Home > Software engineering >  Apply snakemake rule on all generated files
Apply snakemake rule on all generated files

Time:06-13

I want to run a simple script "script.py", which will run some caculayions and periodically spit out a step_000n.txt file with n being dependent on the total file execution time. I would then like snakemake to run another rule on all generated files. What would be the proper Snakefile input? ie

1. run scipt.py
2. get step_000{1,2,3,4 ..}.txt (n being variable and not determined)
3. apply `process.py -in step_000{n}.txt -out step_000{n}.png` on all step_000{1,2,3,4 ..}.txt

My obviously wrong attempt is below


rule all:
    input: expand("{step}.png", step=list(map(lambda x: x.split(".")[0], glob.glob("model0*.txt"))))

rule txt:
    input: "{step}.txt"
    output: "{step}.png"
    shell:
        "process.py -in {input} -out {output}"

rule first:
    output: "{step}.txt"
    script: "script.py"

I could not figure out how to define output target here.

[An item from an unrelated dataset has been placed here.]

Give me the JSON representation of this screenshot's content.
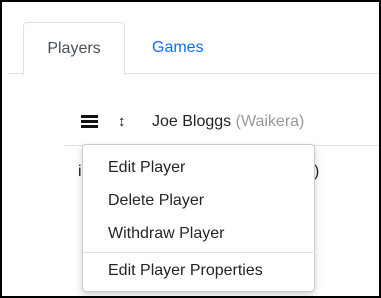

CodePudding user response:

I would write all the step_000n.txt files to a dedicated directory and then process all the files in that directory. Something like:

rule all:
    input:
        'processed.txt',


rule split:
    output:
        directory('processed_dir'),
    shell:
        r"""
        # Write out step_001.txt, step_002.txt, ..., step_000n.txt
        # in output directory `processed_dir`
        mkdir {output}
        script.py ...
        """


rule process:
    input:
        indir= 'processed_dir',
    output:
        out= 'processed.txt',
    shell:
        r"""
        process.py -n {input.indir}/step_*.txt -out {output.out}
        """
  • Related